Mr Billson launched an MSME video of community leaders giving thanks to small business and encouraged people to show their own support.

“These are great people in plain sight, and we see them everywhere, every day,” he said.

“When you stop and think about it, we depend so heavily on the small and family-run businesses in our lives – whether it is the local café, pharmacy, accountant, builder, mechanic or grocer who are conveniently there when you need them. 

“The best way to support small businesses is to be a kindly customer – patient and understanding, with good and generous intent.
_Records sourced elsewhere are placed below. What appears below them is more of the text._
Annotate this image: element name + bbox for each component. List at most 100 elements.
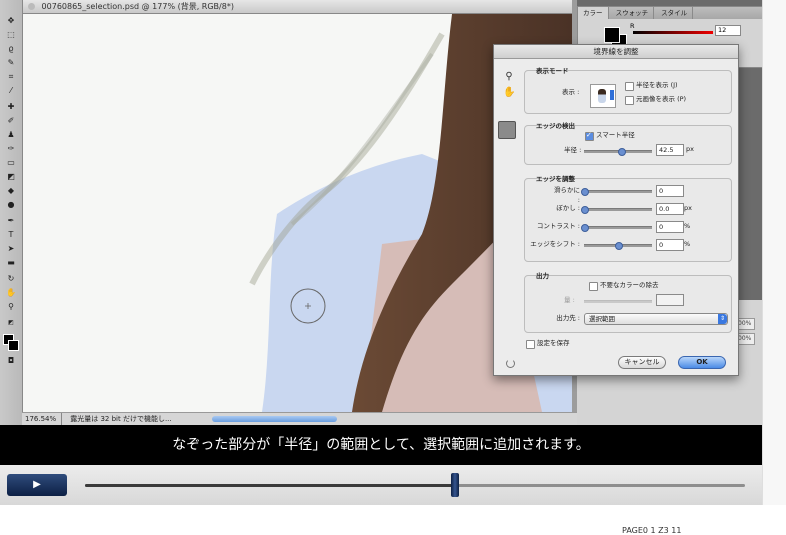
adjust-edge-heading: エッジを調整 (536, 175, 575, 183)
video-stage: 00760865_selection.psd @ 177% (背景, RGB/8… (0, 0, 762, 425)
view-mode-dropdown-icon[interactable] (610, 90, 614, 100)
show-original-checkbox[interactable] (625, 96, 634, 105)
contrast-slider[interactable] (581, 224, 652, 232)
quick-select-tool-icon[interactable]: ✎ (5, 58, 17, 68)
lasso-tool-icon[interactable]: ϱ (5, 44, 17, 54)
tab-swatches[interactable]: スウォッチ (611, 7, 655, 19)
close-icon[interactable] (28, 3, 35, 10)
show-radius-checkbox[interactable] (625, 82, 634, 91)
shift-edge-slider-knob[interactable] (615, 242, 623, 250)
smart-radius-label: スマート半径 (596, 131, 635, 139)
hand-icon[interactable]: ✋ (503, 87, 515, 99)
r-channel-label: R (630, 22, 635, 30)
decontaminate-label: 不要なカラーの除去 (600, 281, 659, 289)
feather-slider[interactable] (581, 206, 652, 214)
move-tool-icon[interactable]: ✥ (5, 16, 17, 26)
fill-field[interactable]: 00% (737, 333, 755, 345)
stamp-tool-icon[interactable]: ♟ (5, 130, 17, 140)
color-panel-tabs: カラー スウォッチ スタイル (578, 7, 762, 19)
pen-tool-icon[interactable]: ✒ (5, 216, 17, 226)
background-color-swatch[interactable] (8, 340, 19, 351)
shift-edge-label: エッジをシフト : (530, 240, 580, 248)
radius-slider-knob[interactable] (617, 148, 626, 156)
tab-styles[interactable]: スタイル (656, 7, 694, 19)
document-title: 00760865_selection.psd @ 177% (背景, RGB/8… (41, 2, 234, 11)
view-mode-group (524, 70, 732, 114)
marquee-tool-icon[interactable]: ⬚ (5, 30, 17, 40)
feather-slider-knob[interactable] (581, 206, 589, 214)
edge-detection-heading: エッジの検出 (536, 122, 575, 130)
feather-unit: px (684, 204, 692, 212)
amount-label: 量 : (564, 296, 575, 304)
zoom-tool-icon[interactable]: ⚲ (5, 302, 17, 312)
zoom-level[interactable]: 176.54% (22, 413, 62, 425)
shift-edge-unit: % (684, 240, 691, 248)
shift-edge-slider[interactable] (584, 242, 652, 250)
amount-field[interactable] (656, 294, 684, 306)
radius-unit: px (686, 145, 694, 153)
shape-tool-icon[interactable]: ▬ (5, 258, 17, 268)
select-arrows-icon: ⇕ (718, 314, 727, 324)
remember-settings-checkbox[interactable] (526, 340, 535, 349)
dodge-tool-icon[interactable]: ● (5, 200, 17, 210)
output-to-value: 選択範囲 (589, 315, 615, 323)
refine-edge-dialog: 境界線を調整 ⚲ ✋ 表示モード 表示 : 半径を表示 (J) 元画像を表示 (… (493, 44, 739, 376)
contrast-field[interactable]: 0 (656, 221, 684, 233)
amount-slider[interactable] (584, 300, 652, 303)
seek-bar-thumb[interactable] (450, 473, 459, 497)
blur-tool-icon[interactable]: ◆ (5, 186, 17, 196)
zoom-icon[interactable]: ⚲ (503, 71, 515, 83)
contrast-slider-knob[interactable] (581, 224, 589, 232)
video-frame: 00760865_selection.psd @ 177% (背景, RGB/8… (0, 0, 786, 535)
radius-slider[interactable] (584, 148, 652, 156)
contrast-unit: % (684, 222, 691, 230)
status-bar: 176.54% 露光量は 32 bit だけで機能し... (22, 412, 577, 425)
shift-edge-field[interactable]: 0 (656, 239, 684, 251)
document-info[interactable]: 露光量は 32 bit だけで機能し... (70, 413, 171, 425)
refine-radius-tool-button[interactable] (498, 121, 516, 139)
panel-fg-swatch[interactable] (604, 27, 620, 43)
quick-mask-icon[interactable]: ◘ (5, 356, 17, 366)
gradient-tool-icon[interactable]: ◩ (5, 172, 17, 182)
show-original-label: 元画像を表示 (P) (636, 95, 687, 103)
r-channel-value[interactable]: 12 (715, 25, 741, 36)
ok-button[interactable]: OK (678, 356, 726, 369)
opacity-field[interactable]: 00% (737, 318, 755, 330)
photo-illustration (22, 14, 572, 412)
history-brush-tool-icon[interactable]: ✑ (5, 144, 17, 154)
healing-tool-icon[interactable]: ✚ (5, 102, 17, 112)
smooth-field[interactable]: 0 (656, 185, 684, 197)
hand-tool-icon[interactable]: ✋ (5, 288, 17, 298)
smart-radius-checkbox[interactable] (585, 131, 594, 141)
radius-field[interactable]: 42.5 (656, 144, 684, 156)
tab-color[interactable]: カラー (578, 7, 609, 19)
contrast-label: コントラスト : (536, 222, 580, 230)
eyedropper-tool-icon[interactable]: ⁄ (5, 86, 17, 96)
r-channel-slider[interactable] (633, 31, 713, 34)
crop-tool-icon[interactable]: ⌗ (5, 72, 17, 82)
view-label: 表示 : (562, 88, 580, 96)
seek-bar[interactable] (85, 473, 745, 497)
subtitle-caption: なぞった部分が「半径」の範囲として、選択範囲に追加されます。 (0, 425, 762, 465)
remember-settings-label: 設定を保存 (537, 339, 570, 347)
feather-label: ぼかし : (556, 204, 580, 212)
decontaminate-checkbox[interactable] (589, 282, 598, 291)
play-button[interactable]: ▶ (7, 474, 67, 496)
3d-rotate-tool-icon[interactable]: ↻ (5, 274, 17, 284)
radius-label: 半径 : (564, 146, 582, 154)
progress-spinner-icon (506, 359, 515, 368)
image-canvas[interactable] (22, 14, 572, 412)
document-tab[interactable]: 00760865_selection.psd @ 177% (背景, RGB/8… (22, 0, 572, 14)
type-tool-icon[interactable]: T (5, 230, 17, 240)
output-heading: 出力 (536, 272, 549, 280)
cancel-button[interactable]: キャンセル (618, 356, 666, 369)
brush-tool-icon[interactable]: ✐ (5, 116, 17, 126)
feather-field[interactable]: 0.0 (656, 203, 684, 215)
default-colors-icon[interactable]: ◩ (5, 318, 17, 328)
eraser-tool-icon[interactable]: ▭ (5, 158, 17, 168)
smooth-slider-knob[interactable] (581, 188, 589, 196)
smooth-slider[interactable] (581, 188, 652, 196)
path-select-tool-icon[interactable]: ➤ (5, 244, 17, 254)
output-to-select[interactable]: 選択範囲 ⇕ (584, 313, 728, 325)
horizontal-scroll-thumb[interactable] (212, 416, 337, 422)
Small businesses are run by real people who deserve our respect and empathy every day.”

Globally, the United Nations has marked June 27 as MSME Day to raise awareness of the contribution of small businesses to sustainable development and the global economy.

Small businesses provide employment for more than five million Australians – two out of every five people with a private sector job work in a small business.

Small business contributes $483 billion to the Australian economy each year.

Mr Billson said about 38 percent of small businesses are owned by women and in recent years two-thirds of all new businesses have been led by women who are finding solutions to everyday problems, sharing their ideas and building a business from their ingenuity.

“Small business is a dynamic and fast-growing sector that allows people with an entrepreneurial spirit to pursue their dreams,” Mr Billson said.

“We should do more to celebrate the vital and deeply personal commitment made by more than 2.3 million small and family businesses to our community.

“Small business people take on a big and often stressful responsibility. It is not just an enterprise but their life – often their home and mortgage, family and identity are all tied together.”

Mr Billson said the past two years had been particularly hard for small businesses who faced not just shutdowns from the COVID-19 pandemic, but a series of rolling disasters such as devastating bushfires, ongoing drought conditions and record-breaking flooding in various parts of the country.

“Now small businesses have to navigate crushing supply chain disruptions and leaping input costs, soaring energy bills, higher wage costs and a chronic labour shortage just to keep their doors open and serve their communities,” he said.

Mr Billson also urged small business owners and leaders to not overlook their own mental health during such difficult times.

“This can feel unrelenting and it is vitally important those running a small business look after their emotional well-being and mental health,” he said.

“Sometimes it can be as simple as making time to pause, reflect and reconnect. Talking to trusted advisers and networks is a great way to find solutions.

"Our website and the My Business Health portal have useful tools and resources," Mr Billson said.

"Watch the thank you MSME videos and join us in saying thanks by using our MSME stakeholder pack and learning more about the contribution of small business to our society through MSME small business facts."